Friday, January 26, 2007

Fun day....

I just absconded to my neighbor’s to take care of Lady, their dog. And, how do I put this… it was basically a horrendous sight. There were puddles of goop the color of tar and the consistency of pudding that has been left out for a long time. But that was nothing compared to the acrid smell. It almost made me retch just walking into the room. What did this dog eat??? So, after pacing the room a bit to calm my nerves some, I resolved to clean it up. What else was there to do? I seem to have the worst luck when watching people’s dogs… After what seemed like an eternity in hell, I finally managed to get it cleaned up.

That was my most recent adventure. Before that, I was in back up in LA. Let’s back up a bit here. I went to school (more about that later), and then sped home, where I found not one crazy two-year old, but two of them. Apparently my mother volunteered to watch a co-worker’s daughter, whom I have babysat before. I watched them for a while (which was kind of interesting but extremely draining), then we all drove up to LA to take her to her house. Then we went to the high school for a while, to drop off Kristen’s experiment. Ms. R still hates my guts.. Then my dad (who met us there) suggests we eat out somewhere, so we head to Des Colores (sp?). After that we finally go home.

Now to talk about current topics of interest, topics I should be worried about (and am, to some extent). First is the imposing SAT I am taking bright and early tomorrow morning. I am, even now, getting nagged to study or something. I should probably do some sort of preparation…Well, I’ll get to that soon. And I want/ need to get a lot of sleep tonight. Next topic is the dance. I don’t know what I’m doing tomorrow. Besides the SAT, I mean. I will likely go to the science fair, but maybe my sister’s basketball game first. After that, everything is totally up in the air. I’m not even sure what dress I am wearing…

Then comes registration. Why does life have to be so complicated??? I want to take classes I will like/ that are interesting to me. My parents can only see into the far future. They tell me to take classes that directly correlate to what I want to be. Uh, problem: I don’t know that yet!
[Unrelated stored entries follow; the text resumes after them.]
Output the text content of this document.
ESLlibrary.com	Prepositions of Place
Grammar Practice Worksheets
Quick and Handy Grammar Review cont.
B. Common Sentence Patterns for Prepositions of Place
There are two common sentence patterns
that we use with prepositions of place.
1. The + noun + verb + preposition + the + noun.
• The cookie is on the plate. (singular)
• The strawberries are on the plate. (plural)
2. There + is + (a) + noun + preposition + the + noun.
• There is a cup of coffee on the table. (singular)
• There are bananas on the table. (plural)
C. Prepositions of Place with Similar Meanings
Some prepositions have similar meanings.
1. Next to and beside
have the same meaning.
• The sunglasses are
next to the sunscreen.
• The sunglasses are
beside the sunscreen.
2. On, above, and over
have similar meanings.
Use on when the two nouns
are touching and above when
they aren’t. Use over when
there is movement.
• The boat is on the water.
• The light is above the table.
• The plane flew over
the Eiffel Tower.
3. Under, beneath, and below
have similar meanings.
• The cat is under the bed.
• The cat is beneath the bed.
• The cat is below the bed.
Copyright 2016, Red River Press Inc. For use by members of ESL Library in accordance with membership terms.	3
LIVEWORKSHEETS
I don’t know where I want to go for Pete’s sake. Sigh. I have ideas, but I have a feeling that my plans, er, will kind of clash with those of my parents. Deviating from the norm is not desirable. But I decided (today in stats, actually) that I officially do not want to take a lot of math. I don’t enjoy math, and I am not particularly good at it. At one point it may have interested me quite a bit, but now that is certainly not the case.